Repeat this process until most of the stock is used up (you may not use all of it) and the rice is firm and creamy, but not mushy. Taste it several times while you're cooking it and you'll see what I mean.
When the rice seems perfect, turn off the heat and add the Parmesan, peas, and a dollop of butter (the restaurant secret!) Check for seasoning one last time and add salt and pepper if necessary (cheese is salty, so I usually add that first before checking the seasoning one last time). Serve it immediately! You'll make a lover out of any mushroom hater. And if you don't, then you're dealing with a lost cause and I don't have any advice for those. I'm a lawyer, not a therapist.
Adapted from Tyler Florence
3 T (or more) olive oil
1 onion, minced
2 garlic cloves, minced
1 oz. dried porcini mushrooms
1 lb. assorted mushrooms (I used cremini, button, and Oregon chanterelles)
leaves from 3 fresh thyme sprigs
2 T. chopped parsley
2 bay leaves
2 c. Arborio rice
1/2 c. dry white wine (I used Savignon Blanc)
8 cups chicken stock (or vegetable stock if you don't eat animals)
1 c. frozen peas, thawed under cool running water
1 T. butter
1/2 freshly grated Parmesan cheese
(chopped parsley, for garnish)
To rehydrate the porcini mushrooms, put them in a 2 cup glass measuring dish and fill with the hottest tap water. Let them soak for 30-40 minutes. In the meantime, bring the chicken stock to a simmer in a large pot. Place a large, deep pot or skillet over medium heat and drizzle with the olive oil. Add the onion and saute till transluscent, about 5-7 minutes. Add the chopped garlic and saute for an additional 1-2 minutes. Add mushrooms, herbs, a good pinch of salt and a few grinds of pepper. Saute until the mushrooms lose their liquid and turn golden, about 15-20 minutes. Once the porcinis are rehydrated, drain and squeeze out all excess liquid and add the porcinis to the pot of mushrooms, while adding the reserved porcini liquid to the pot of simmering chicken stock.

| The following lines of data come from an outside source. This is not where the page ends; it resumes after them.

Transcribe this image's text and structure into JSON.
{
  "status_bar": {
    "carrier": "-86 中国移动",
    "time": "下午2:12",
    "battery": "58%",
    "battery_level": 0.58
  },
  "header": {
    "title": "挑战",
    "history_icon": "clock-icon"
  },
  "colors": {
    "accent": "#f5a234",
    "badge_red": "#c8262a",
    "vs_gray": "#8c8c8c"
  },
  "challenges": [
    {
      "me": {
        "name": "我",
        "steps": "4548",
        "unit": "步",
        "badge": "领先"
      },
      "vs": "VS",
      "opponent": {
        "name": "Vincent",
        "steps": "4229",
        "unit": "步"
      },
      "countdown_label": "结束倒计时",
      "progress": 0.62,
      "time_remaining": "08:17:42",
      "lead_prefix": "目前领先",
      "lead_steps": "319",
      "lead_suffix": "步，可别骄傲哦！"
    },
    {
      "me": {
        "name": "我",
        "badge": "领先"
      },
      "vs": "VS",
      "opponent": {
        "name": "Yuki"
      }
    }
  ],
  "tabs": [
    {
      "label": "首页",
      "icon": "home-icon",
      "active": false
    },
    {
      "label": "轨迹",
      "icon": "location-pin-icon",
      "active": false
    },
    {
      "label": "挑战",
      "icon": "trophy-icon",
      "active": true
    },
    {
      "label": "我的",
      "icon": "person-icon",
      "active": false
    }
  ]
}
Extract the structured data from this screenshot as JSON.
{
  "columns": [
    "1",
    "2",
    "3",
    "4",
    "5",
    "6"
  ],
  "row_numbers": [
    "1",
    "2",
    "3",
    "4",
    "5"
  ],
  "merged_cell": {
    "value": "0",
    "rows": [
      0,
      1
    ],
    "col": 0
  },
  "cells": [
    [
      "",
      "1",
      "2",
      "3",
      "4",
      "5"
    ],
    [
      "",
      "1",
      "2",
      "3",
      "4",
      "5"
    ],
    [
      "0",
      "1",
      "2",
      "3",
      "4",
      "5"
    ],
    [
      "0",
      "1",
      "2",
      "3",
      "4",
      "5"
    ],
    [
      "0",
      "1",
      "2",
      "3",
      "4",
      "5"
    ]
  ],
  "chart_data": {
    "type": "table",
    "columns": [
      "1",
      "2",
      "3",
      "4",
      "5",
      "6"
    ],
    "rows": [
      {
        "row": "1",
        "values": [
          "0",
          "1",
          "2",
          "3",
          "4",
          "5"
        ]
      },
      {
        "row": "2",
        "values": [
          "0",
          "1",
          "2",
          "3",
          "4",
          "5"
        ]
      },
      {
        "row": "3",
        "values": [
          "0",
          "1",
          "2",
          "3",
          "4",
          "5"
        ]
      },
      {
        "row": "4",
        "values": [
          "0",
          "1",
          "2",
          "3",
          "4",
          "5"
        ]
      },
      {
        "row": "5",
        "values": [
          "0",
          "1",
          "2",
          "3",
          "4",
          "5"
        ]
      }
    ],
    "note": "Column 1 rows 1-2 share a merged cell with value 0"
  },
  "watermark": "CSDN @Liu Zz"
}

Add the rice to the mushrooms and cook for a couple minutes. Season the rice with salt & pepper. Pour in the wine and stir until the liquid has evaporated. Add a generous ladle full of stock to the rice (about 1 cup) and stir occassionally the liquid is absorbed. It takes about 3-4 minutes. Repeat this process several times until the rice is slighly firm but creamy- you may not need to use all of the stock. When the rice has finished drinking up the liquid, turn off the heat and add the butter, peas, and Parmesan cheese. Serve immediately- risotto doesn't like to hang around!